Something seemed to break inside North. He didn’t seem to be able to stand up straight, and he had one hand pressed low against his belly as he breathed raggedly. “Finally,” he managed to say. “Thank you—”

“Stop talking,” John-Henry said. Even the golden tan couldn’t hide his exhaustion, as though the fluorescent lights had peeled everything back. The lines at the corner of his mouth were white with pressure. One hand was a fist, and he kept moving the fingers as though he wanted to loosen them but couldn’t. Finally, in a voice that didn’t sound very much like John-Henry, he asked, “Are you all right?”

North nodded.

“We’re ok,” Shaw said, and the words sounded small. “We know Emery’s upset—”

North made a sharp gesture with one hand, and Shaw subsided.

Quick steps hurried past, and the curtain fluttered on its rings. Shaw could hear his heartbeat inside his head. His face felt hot, and his eyes stung. North was still taking those terrible breaths.

“Fine,” John-Henry said. “I mean, good. That’s good.” Then he stopped again. “You’ve done some good work on this case. You found Welch; thank you for that. I think this is the appropriate time to close out your part in the investigation. If you’ll submit an invoice, I’ll see that you get paid as quickly as possible.”

North made a noise that might have been a laugh.

Shaw opened his mouth, but nothing came. Finally, he managed, “John-Henry.”

“I’ve got a uniformed officer waiting to give you a ride back to the motor court,” John-Henry said.

“But we’re not done,” Shaw said. “You don’t have to pay us, that’s fine, but this isn’t done. We don’t know who hired Ezell. We don’t know if Brey was behind it or Gid or someone else entirely. There are still links to the Cottonmouth Club, and we need to follow them back, find a way to get someone to talk. Otherwise, they’ll keep getting away with it.”

John-Henry gave him a look that might have been pitying. All he said was “Officer Foley will get you back to the motor court, and Auggie offered to drive you back to St. Louis.” He caught the curtain with one hand, his back to them now, and said, “I’m sorry this is how things worked out.”

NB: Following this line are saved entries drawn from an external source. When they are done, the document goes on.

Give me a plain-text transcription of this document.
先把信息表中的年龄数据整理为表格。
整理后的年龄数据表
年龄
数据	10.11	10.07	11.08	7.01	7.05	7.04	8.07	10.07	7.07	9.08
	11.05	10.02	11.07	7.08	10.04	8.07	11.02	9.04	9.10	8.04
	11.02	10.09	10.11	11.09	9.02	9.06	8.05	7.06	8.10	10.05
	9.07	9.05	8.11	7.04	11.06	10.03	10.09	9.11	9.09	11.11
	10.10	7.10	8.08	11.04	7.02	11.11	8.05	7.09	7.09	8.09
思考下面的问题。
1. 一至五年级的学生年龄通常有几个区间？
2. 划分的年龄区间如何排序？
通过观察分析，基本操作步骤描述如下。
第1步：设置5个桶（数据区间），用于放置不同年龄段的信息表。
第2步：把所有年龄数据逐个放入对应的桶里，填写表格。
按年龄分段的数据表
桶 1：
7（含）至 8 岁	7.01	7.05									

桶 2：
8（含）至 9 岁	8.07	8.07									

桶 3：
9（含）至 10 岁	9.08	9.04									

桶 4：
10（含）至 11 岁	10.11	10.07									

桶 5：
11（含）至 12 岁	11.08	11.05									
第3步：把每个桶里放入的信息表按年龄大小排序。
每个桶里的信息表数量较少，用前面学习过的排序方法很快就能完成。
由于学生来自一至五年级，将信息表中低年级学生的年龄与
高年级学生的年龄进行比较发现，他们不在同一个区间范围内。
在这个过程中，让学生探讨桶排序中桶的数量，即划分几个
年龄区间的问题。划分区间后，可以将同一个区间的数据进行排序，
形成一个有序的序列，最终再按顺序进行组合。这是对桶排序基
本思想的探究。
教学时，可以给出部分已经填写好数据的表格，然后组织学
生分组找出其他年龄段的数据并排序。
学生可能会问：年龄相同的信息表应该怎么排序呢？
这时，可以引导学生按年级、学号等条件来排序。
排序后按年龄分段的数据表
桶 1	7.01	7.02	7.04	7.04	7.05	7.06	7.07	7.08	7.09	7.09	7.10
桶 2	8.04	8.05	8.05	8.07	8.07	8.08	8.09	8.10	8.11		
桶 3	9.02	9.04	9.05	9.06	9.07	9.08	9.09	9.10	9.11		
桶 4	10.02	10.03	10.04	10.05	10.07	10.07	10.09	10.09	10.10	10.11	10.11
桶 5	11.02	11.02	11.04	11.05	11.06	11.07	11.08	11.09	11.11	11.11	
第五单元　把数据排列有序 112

The curtain fluttered behind him.

North slapped a plastic pamphlet holder off the countertop. It cracked against the wall, and pamphlets went everywhere. He shouted, “Fuck!” and kicked a stool, and its casters screeched as it spun away.

A nurse yanked the curtain back—fortyish, Black, with either a great ponytail or an even better weave. “What’s going on in here?”

North was taking those awful breaths again. It was the way something hurt breathed, Shaw realized. Something hurting so much it couldn’t get all the air it needed. He glared at the nurse, but it didn’t seem to faze her.

“Nothing,” Shaw said, slipping off the exam table. He took North’s hand. “We’re leaving.”